Tuesday, June 30, 2026

David Bather Woods, Arthur Schopenhauer ***

The subtitle of this book is "The Life and Thought of Philosophy's Greatest Pessimist," but it's not a biography to read to learn about Schopenhauer. Woods assumes the reader is largely familiar with Schopenhauer's core ideas—by which I mean he doesn't explain them—and acknowledges up front that Schopenhauer could be an unpleasant character. The book will mostly interest people who are already Schopenhauer fans. It emphasizes how Schopenhauer's pessimistic worldview led him to have a great deal of compassion for his fellow sufferers.

In the first chapter, Woods notes that Schopenhauer had a bigger influence on creative writers than on philosophical protégés. The reason for the lack of followers, I would say, is that he never held a powerful academic position and instead alienated other philosophers. (He particularly hated Hegel.) The reason for his literary admirers is his clear and entertaining writing style, unusual among German philosophers of the period.

My favorite story comes near the end, when Schopenhauer rents rooms from a family with small children. He appears so grumpy and intimidating that the parents discipline their kids by threatening to report their misbehavior to Herr Schopenhauer. Pretty quickly, though, little Lucia fell in love with Schopenhauer's poodle and ended up spending long hours in his rooms cuddling with the dog.

Saturday, June 20, 2026

Daniel Kraus, Angel Down ***

Angel Down has a fantastic premise (in both senses of the word): Soldiers fighting in France during World War I save a fallen angel from the battlefield. It tackles the story with an audacious stylistic gambit: the book starts with the word "and" and consists of a single sentence.

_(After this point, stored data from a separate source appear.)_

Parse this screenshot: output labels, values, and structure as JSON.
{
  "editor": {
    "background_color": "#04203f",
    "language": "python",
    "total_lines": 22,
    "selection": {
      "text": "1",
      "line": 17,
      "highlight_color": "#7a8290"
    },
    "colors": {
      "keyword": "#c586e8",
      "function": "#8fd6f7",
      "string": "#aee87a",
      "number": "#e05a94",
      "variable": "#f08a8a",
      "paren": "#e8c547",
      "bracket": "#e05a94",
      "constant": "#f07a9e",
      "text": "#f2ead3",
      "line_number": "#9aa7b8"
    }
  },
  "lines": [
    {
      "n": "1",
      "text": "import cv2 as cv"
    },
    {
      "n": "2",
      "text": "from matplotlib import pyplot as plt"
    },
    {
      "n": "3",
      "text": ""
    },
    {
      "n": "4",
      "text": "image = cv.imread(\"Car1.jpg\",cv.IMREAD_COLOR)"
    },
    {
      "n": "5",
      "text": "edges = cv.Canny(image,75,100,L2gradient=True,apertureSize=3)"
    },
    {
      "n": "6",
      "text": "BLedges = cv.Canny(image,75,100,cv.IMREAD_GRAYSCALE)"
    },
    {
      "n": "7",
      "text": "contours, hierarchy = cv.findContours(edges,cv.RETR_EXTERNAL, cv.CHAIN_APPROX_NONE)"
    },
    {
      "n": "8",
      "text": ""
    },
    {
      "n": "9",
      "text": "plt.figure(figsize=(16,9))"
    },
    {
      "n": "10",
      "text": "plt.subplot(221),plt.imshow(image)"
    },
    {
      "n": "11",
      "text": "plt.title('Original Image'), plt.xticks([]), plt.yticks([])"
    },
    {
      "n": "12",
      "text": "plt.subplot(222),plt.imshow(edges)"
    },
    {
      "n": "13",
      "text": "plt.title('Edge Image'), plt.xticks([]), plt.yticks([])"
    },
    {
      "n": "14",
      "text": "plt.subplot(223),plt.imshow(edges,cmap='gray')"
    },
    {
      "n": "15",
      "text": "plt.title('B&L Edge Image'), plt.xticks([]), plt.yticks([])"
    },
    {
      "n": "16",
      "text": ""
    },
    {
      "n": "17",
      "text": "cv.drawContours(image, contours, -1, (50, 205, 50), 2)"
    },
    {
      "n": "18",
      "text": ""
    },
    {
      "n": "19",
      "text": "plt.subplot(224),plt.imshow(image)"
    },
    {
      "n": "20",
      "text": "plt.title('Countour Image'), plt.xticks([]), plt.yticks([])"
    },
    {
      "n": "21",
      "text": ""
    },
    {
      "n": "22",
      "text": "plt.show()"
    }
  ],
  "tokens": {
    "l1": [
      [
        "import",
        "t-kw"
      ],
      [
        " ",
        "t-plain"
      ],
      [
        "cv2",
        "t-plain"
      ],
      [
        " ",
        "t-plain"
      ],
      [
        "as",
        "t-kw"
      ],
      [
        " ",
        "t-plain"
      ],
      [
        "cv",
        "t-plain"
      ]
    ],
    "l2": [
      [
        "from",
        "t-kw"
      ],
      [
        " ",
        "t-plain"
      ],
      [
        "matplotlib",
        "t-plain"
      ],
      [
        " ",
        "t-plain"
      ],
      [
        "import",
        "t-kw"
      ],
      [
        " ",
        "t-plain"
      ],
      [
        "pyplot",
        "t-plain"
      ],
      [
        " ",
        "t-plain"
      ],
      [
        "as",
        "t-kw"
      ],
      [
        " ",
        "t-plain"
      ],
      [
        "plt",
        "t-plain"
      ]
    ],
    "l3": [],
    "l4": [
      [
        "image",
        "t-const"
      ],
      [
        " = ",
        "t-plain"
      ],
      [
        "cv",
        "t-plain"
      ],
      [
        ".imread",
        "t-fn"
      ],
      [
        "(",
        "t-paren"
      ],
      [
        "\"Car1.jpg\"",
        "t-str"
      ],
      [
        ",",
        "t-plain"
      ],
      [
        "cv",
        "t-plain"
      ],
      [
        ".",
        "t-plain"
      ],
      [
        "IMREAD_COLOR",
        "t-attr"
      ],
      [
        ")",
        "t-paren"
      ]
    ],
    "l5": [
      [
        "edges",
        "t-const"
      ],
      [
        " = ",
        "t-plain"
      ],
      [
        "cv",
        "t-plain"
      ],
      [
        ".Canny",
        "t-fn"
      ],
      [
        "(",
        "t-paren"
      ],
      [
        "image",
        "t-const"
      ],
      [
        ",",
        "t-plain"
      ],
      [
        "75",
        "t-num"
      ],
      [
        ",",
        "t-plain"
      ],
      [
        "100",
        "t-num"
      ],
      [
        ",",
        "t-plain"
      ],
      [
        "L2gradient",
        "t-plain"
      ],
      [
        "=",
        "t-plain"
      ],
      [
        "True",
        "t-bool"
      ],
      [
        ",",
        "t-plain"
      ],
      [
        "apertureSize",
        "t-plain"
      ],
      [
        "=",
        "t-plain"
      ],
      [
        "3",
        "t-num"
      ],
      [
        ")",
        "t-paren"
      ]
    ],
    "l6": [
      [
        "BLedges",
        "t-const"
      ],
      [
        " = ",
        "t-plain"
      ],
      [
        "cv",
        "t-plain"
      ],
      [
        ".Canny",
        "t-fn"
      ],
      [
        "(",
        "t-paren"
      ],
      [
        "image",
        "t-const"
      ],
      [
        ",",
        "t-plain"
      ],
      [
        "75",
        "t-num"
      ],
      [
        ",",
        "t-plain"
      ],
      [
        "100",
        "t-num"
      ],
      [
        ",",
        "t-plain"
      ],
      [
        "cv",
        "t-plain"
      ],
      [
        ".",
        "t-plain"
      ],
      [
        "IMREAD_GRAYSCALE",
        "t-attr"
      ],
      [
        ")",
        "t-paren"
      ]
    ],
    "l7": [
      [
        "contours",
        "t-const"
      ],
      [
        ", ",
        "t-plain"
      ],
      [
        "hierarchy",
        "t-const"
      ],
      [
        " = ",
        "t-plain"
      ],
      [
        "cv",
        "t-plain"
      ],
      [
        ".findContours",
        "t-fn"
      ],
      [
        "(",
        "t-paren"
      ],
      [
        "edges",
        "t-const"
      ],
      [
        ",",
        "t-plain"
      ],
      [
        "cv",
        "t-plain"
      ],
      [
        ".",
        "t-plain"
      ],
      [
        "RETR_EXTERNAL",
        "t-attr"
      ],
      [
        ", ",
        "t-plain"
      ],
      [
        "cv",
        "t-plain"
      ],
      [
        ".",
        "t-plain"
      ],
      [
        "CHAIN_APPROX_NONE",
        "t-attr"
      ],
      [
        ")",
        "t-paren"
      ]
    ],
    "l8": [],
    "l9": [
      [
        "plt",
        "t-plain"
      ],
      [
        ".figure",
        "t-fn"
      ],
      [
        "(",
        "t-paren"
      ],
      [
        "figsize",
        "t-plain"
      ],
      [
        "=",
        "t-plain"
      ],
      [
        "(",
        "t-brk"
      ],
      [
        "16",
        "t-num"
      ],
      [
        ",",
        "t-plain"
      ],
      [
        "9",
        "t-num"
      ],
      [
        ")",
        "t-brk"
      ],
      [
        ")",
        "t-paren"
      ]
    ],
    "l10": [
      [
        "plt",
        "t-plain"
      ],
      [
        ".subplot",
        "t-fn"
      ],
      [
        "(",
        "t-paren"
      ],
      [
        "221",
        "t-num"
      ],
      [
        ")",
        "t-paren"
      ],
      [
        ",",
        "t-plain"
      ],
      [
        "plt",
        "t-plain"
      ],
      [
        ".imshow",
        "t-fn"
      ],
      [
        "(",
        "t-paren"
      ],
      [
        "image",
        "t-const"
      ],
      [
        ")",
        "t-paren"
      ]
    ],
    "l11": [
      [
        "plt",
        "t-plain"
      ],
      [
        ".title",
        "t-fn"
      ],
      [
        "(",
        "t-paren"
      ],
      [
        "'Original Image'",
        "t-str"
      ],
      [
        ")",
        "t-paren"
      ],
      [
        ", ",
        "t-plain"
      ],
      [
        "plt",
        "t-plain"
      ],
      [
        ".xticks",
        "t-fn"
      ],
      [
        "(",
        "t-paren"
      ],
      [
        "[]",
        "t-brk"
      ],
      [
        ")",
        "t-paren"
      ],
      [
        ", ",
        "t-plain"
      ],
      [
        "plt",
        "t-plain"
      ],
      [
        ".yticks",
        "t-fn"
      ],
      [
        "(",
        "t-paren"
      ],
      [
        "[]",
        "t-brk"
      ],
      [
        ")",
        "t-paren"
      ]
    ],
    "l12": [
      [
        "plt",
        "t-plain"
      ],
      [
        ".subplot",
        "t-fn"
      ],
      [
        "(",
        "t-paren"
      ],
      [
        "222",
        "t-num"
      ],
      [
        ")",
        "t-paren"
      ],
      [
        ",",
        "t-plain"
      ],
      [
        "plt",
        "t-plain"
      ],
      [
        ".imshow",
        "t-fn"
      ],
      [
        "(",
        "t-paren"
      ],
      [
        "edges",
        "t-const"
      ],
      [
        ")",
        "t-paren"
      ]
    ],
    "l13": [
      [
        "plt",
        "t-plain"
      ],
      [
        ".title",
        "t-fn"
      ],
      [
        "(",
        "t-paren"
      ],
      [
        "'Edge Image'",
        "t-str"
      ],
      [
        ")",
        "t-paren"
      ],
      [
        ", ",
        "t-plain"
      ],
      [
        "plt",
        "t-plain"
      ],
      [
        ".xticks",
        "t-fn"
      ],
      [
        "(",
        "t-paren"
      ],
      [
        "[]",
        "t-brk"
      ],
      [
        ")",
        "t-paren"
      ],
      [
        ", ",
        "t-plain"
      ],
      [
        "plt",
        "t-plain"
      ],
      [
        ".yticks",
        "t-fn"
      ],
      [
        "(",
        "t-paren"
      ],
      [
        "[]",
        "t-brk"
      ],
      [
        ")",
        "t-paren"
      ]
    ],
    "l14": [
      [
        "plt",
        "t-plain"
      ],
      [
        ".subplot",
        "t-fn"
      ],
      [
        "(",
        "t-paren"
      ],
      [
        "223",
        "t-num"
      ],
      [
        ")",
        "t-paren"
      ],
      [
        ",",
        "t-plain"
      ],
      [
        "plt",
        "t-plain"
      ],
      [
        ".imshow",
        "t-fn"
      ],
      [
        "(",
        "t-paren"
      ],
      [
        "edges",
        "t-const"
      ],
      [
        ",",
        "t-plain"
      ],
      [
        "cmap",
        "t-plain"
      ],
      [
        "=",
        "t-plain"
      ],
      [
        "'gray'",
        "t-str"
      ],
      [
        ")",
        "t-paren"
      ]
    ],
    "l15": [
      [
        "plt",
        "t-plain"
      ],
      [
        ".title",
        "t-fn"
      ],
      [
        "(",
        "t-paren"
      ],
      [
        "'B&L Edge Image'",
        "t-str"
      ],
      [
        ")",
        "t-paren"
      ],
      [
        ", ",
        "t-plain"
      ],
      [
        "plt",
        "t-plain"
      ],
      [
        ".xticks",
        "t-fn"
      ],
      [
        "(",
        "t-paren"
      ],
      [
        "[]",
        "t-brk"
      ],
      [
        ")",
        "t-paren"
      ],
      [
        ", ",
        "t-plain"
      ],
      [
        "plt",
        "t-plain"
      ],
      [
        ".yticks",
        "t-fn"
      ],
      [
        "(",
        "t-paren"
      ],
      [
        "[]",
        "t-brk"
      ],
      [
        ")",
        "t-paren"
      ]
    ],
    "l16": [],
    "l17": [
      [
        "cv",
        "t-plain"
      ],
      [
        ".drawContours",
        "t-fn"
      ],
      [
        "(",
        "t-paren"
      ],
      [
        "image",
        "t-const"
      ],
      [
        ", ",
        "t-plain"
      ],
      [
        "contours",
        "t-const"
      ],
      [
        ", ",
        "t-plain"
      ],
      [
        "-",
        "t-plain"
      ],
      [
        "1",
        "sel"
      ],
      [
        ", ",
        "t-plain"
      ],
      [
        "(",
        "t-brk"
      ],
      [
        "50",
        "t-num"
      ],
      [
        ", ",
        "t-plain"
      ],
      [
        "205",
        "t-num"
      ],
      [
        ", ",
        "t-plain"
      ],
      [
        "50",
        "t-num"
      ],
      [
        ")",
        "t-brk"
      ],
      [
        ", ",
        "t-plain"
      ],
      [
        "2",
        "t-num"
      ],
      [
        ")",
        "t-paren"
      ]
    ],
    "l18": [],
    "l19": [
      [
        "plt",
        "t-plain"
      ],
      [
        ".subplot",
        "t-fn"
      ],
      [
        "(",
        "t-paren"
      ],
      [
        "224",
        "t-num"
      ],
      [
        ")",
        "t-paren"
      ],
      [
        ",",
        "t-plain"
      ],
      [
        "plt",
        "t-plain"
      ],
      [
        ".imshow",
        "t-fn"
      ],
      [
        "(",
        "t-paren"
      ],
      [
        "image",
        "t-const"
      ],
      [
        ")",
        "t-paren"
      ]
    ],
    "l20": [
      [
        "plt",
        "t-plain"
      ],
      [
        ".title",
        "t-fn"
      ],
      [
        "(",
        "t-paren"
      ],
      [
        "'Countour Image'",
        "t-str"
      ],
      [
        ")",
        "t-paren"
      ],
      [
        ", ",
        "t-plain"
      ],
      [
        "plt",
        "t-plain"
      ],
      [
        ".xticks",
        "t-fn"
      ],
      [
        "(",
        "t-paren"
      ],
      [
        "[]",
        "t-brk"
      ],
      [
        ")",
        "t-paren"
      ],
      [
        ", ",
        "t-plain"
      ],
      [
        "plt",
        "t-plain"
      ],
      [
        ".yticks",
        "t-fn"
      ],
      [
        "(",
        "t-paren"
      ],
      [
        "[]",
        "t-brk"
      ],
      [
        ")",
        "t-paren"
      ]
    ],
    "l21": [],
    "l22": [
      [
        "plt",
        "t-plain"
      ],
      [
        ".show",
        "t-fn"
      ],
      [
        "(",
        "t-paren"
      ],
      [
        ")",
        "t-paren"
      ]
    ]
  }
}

I applaud the author's ambitions but his execution was merely serviceable. The various characters' reactions to the angel were predictable and shopworn. The single sentence was just a lot of normal sentences connected with "and." The prose is laid out in paragraphs that imply a poetic intention, like a modern Illiad, but the vivid brutal violence lacks a spiritual or metaphorical dimension, save for a visit to hell in the late going.

Thursday, June 11, 2026

Tom Newlands, Only Here, Only Now ****

Only Here, Only Now is a coming-of-age story narrated by a Scottish teenage girl in the mid-1990s. She lives in a rundown former coal-mining town and dreams of moving away to the big city of Glasgow.

I was a bit bored in the early going, due to a lack of dramatic action. The introduction of a new stepfather felt rather clichéd. What kept me going was the colorful Scottish dialect and the sense that the people in Cora's life genuinely had her best interest at heart—meaning I wasn't in for the miserabilism so common in this type of book. On the contrary, Cora seemed to recognize the virtues of the people she interacted with even as she felt disappointed in them. This sense of positivity increased as I grew fond of Cora and her milieu.

My one complaint is that the author leans too hard on the idea that Cora is not neurotypical. The first words in Tom Newlands author biography are "multiply neurodivergent," reviewers compare it to The Curious Incident of the Dog in the Night Time, and the book finishes with a note about the rate of ADHD diagnoses in the UK in the 1990s. Cora frequently cites diagnostic phrases from "printouts" she got from the school counselor.

The emphasis on ADHD bothered me for a few reasons. First, I felt that most of Cora's actions and responses seemed appropriate for any discontented teen, and that attributing them to a condition made them less relatable. Second, Cora is too self-aware and articulate about her behavior. Third, Newland expects us to believe that Cora's mam and her stepfather Gunner are unaware of her ADHD despite the explicit diagnosis from the school counselor. I think the story works better if we don't read it as being about "loss, resilience, and undiagnosed ADHD in 90's Scotland."

Wednesday, June 3, 2026

Allegra Goodman, Isola ****

Inspired by a true story, Isola is about a sixteenth-century French woman whose guardian squanders her fortune and abandons her on a small island in the Gulf of St Lawrence. 

The first half of the book paints a convincing picture of our heroine's privilege and her powerlessness. The machinations that determine her fate all happen elsewhere, at court, only whispered about in the rumors of servants. The settings—her childhood château, the guardian's house in town, the merchant ship, the island—are well drawn. Overall, I found the novel engaging.

My only problem with Isola was the anachronistic attitudes of the heroine and narrator. I found most of the characters' actions to be appropriate for the period (1531 - 1545), but Marguerite's reactions to them are conspicuously modern. The cover of my paperback edition calls the book "a feminist castaway tale about love, faith, and self-actualization"; feminism and self-actualization are twentieth-century notions which would have made no sense to a sixteenth-century noblewoman. I appreciated the times when Marguerite struggled with her faith, and cringed when she demanded respect for things to which she felt she was entitled.